В шесть часов в коридоре затопали и кто-то громко забарабанил в дверь кулаком. Это явились гости — Машка, Митя, Сенька и Вера. У них не хватило терпения дожидаться семи часов.
Машка смочила водой свои торчащие вихры и подвязала их синей тряпочкой. Свои парусиновые туфли она так густо начистила мелом, что они оставляли на полу белые следы. Все остальные были в своём обычном виде, а у Сеньки щека даже была выпачкана сажей.
— Марийка, вот тебе от меня подарок, — тихонько сказала Вера, протягивая салфеточку.
На салфеточке были вышиты красными нитками две вишни.
— Возьми, вот только строчку я сейчас дошью…
Вера села в угол, вытащила из кофты иголку с красной ниткой и принялась за шитьё.
— А это от меня на память, — сказал Сенька Полуцыган и, развернув бумагу, протянул Марийке жестянку из-под кофе, наполненную до краёв какой-то чёрной кашей.
— Что это? — спросила испуганно Марийка.
— Гуталин. Собственной работы!
Марийка осторожно поставила этот подарок подальше под кровать.
Машка подарила Марийке роскошный флакон из-под одеколона «Грёзы роз».
— Понюхайте, ещё пахнет, — сказала она.
Все понюхали флакон.
— Если налить в него тёплой воды и хорошенько взболтать, можно будет душиться, — сказала Машка.
Марийка сейчас же налила воды, взболтала и отнесла флакон на окошко — пусть настоится.
— Ну, у меня тоже есть для тебя подарок, — сказал Митя Легашенко, — только не знаю, понравится ли.

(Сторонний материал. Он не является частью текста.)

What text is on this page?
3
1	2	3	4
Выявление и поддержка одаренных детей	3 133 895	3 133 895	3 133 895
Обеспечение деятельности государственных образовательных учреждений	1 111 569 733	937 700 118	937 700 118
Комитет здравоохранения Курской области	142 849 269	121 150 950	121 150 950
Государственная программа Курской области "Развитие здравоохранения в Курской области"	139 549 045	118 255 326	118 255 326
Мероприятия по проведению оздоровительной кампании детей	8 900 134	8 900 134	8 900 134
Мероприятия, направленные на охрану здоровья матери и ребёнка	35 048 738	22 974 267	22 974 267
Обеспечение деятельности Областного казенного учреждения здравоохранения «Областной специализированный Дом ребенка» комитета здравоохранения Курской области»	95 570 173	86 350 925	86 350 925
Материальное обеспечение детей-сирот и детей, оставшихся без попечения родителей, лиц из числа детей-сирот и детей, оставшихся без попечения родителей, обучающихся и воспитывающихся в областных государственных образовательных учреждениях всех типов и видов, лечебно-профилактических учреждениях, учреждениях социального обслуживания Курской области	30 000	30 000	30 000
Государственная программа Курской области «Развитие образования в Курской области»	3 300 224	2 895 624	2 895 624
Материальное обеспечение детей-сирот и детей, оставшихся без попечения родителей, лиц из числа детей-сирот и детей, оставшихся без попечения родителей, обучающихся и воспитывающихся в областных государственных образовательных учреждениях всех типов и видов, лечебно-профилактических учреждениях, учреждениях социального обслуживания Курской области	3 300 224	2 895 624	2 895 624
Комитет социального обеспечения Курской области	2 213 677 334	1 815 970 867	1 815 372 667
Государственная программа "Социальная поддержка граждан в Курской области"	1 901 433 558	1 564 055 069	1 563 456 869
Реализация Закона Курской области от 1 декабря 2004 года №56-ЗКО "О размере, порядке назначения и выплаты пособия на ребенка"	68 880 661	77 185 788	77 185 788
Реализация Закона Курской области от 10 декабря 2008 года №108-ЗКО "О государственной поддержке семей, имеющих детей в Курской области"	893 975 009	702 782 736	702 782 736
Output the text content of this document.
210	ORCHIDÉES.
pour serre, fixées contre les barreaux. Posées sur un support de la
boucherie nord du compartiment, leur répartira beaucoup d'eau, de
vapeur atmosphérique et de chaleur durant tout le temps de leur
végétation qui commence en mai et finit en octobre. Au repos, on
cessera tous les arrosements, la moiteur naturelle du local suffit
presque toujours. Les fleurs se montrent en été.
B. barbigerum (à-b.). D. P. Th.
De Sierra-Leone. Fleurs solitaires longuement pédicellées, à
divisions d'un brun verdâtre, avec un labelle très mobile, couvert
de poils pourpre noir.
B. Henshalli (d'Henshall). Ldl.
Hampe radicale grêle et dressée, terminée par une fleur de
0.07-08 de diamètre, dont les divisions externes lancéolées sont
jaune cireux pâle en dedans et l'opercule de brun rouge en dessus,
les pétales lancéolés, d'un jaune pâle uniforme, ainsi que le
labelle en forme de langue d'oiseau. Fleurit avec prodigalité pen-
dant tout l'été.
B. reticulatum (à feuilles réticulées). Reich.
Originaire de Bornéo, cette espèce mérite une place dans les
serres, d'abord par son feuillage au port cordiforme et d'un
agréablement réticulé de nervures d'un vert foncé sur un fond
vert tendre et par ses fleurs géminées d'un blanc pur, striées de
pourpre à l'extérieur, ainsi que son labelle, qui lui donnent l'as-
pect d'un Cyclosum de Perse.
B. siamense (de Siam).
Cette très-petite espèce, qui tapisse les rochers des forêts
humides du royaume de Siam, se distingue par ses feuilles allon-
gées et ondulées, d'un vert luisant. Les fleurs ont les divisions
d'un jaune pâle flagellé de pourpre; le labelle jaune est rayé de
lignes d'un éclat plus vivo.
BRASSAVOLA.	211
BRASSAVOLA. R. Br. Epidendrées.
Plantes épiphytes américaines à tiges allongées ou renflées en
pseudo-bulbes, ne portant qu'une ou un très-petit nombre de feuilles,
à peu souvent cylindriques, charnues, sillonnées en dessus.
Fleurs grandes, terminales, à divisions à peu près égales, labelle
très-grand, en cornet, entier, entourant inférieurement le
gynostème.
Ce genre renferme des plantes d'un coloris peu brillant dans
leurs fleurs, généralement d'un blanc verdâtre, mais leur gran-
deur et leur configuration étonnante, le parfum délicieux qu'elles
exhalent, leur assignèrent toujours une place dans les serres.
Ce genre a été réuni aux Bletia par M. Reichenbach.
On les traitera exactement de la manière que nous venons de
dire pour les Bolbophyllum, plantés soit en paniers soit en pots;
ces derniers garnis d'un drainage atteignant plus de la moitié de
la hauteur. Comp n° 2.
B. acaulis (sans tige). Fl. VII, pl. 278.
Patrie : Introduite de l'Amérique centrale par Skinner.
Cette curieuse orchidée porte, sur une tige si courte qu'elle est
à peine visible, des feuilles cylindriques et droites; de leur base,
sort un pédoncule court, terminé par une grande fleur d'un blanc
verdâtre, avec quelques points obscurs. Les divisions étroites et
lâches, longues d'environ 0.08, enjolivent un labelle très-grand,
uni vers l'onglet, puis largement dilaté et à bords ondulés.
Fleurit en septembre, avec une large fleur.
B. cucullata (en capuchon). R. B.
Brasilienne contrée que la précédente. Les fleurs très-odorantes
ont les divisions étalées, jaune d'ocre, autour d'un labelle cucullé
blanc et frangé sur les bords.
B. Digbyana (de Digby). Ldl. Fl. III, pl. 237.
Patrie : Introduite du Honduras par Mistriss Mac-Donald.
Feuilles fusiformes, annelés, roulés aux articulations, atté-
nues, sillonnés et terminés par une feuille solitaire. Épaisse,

Он запустил руку в карман штанов, вытащил желтоклювого, взъерошенного галчонка и посадил его Марийке на плечо.
— Он из гнезда выпал, а я его подобрал… Он умный, всё понимает, как человек. Я его Гулькой прозвал…
Все начали гладить галчонка, а он вертел во все стороны своей большой головой, внимательно смотрел на ребят круглыми блестящими глазами и, видно, нисколько не боялся.
Вот это подарок!
— Гуленька! Гулька!.. — приговаривала Марийка, поглаживая блестящие пёрышки галчонка, который разевал клюв, как будто показывал горло.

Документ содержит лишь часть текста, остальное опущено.